L’expérience s’est déroulée dans un environnement entièrement contrôlé et n’a visé aucun système réel. Mais pour les spécialistes, elle montre que l’IA pourrait bientôt permettre de développer des cyberattaques beaucoup plus autonomes et sophistiquées.
Une attaque qui évolue sans intervention humaine
Contrairement aux vers informatiques classiques, programmés pour exploiter une faille précise, celui-ci est capable d’analyser son environnement, de repérer les vulnérabilités disponibles et de choisir lui-même la meilleure méthode pour progresser d’une machine à l’autre.
Les chercheurs expliquent que le modèle de langage joue le rôle d’un agent capable de raisonner, de générer du code et d’adapter son comportement en fonction des systèmes rencontrés. Cette capacité d’adaptation constitue la principale nouveauté de l’expérience.
Un outil de recherche… avant tout
Les auteurs de l’étude insistent sur un point : leur objectif n’était pas de créer une nouvelle cyberarme, mais de mieux comprendre les risques liés à l’intelligence artificielle afin d’aider les défenseurs à s’y préparer.

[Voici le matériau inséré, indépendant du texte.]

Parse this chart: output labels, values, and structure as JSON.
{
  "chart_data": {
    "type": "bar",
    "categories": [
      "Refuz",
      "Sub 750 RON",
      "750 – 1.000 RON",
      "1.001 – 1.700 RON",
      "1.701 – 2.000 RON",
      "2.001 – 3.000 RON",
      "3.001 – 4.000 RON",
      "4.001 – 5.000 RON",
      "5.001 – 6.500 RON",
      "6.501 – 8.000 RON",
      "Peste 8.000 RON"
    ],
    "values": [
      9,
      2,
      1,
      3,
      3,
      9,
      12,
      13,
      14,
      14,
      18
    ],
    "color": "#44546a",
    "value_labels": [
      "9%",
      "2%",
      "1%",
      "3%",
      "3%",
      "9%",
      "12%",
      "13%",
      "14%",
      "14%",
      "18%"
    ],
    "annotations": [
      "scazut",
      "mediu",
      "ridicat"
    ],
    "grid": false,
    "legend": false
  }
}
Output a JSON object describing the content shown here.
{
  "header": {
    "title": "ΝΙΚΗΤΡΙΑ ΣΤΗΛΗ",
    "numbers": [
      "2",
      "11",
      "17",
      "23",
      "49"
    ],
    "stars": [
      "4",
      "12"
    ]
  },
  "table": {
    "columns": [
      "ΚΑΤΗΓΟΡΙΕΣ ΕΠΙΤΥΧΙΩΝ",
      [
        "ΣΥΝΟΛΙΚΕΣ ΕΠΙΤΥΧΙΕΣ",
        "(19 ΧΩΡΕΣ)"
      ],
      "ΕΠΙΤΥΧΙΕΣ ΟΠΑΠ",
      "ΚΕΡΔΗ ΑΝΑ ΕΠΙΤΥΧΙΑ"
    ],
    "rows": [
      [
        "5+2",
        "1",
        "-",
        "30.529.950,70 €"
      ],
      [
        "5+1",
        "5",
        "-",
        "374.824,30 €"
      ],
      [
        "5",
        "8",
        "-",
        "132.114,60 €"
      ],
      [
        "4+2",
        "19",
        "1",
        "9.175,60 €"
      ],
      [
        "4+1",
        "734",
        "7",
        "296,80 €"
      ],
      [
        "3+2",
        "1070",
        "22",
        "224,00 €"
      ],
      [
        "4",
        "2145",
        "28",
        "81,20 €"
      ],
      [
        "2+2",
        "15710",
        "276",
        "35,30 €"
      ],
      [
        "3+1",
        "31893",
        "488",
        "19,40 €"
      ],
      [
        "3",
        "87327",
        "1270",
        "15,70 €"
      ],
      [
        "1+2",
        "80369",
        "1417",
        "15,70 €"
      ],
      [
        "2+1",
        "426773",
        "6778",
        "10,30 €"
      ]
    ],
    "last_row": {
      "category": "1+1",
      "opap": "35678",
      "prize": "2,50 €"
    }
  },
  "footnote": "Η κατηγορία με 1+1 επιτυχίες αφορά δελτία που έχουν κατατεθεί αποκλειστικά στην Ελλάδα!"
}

En reproduisant ce type d’attaque dans un laboratoire, ils espèrent permettre aux entreprises, aux chercheurs et aux éditeurs de solutions de sécurité d’anticiper les menaces de demain et de développer des mécanismes de protection adaptés.
La cybersécurité entre dans une nouvelle ère
Cette démonstration confirme une tendance déjà observée par les experts : l’intelligence artificielle ne sert plus seulement à détecter les cyberattaques. Elle peut aussi devenir un outil utilisé par les attaquants pour automatiser certaines phases d’une intrusion.
Pour l’instant, cette technologie reste expérimentale et présente encore de nombreuses limites. Mais à mesure que les modèles d’IA gagnent en autonomie, les spécialistes estiment que les stratégies de défense devront évoluer au même rythme. L’enjeu n’est plus seulement de protéger les systèmes contre des programmes préécrits, mais contre des agents capables d’apprendre, de s’adapter et de prendre des décisions en temps réel.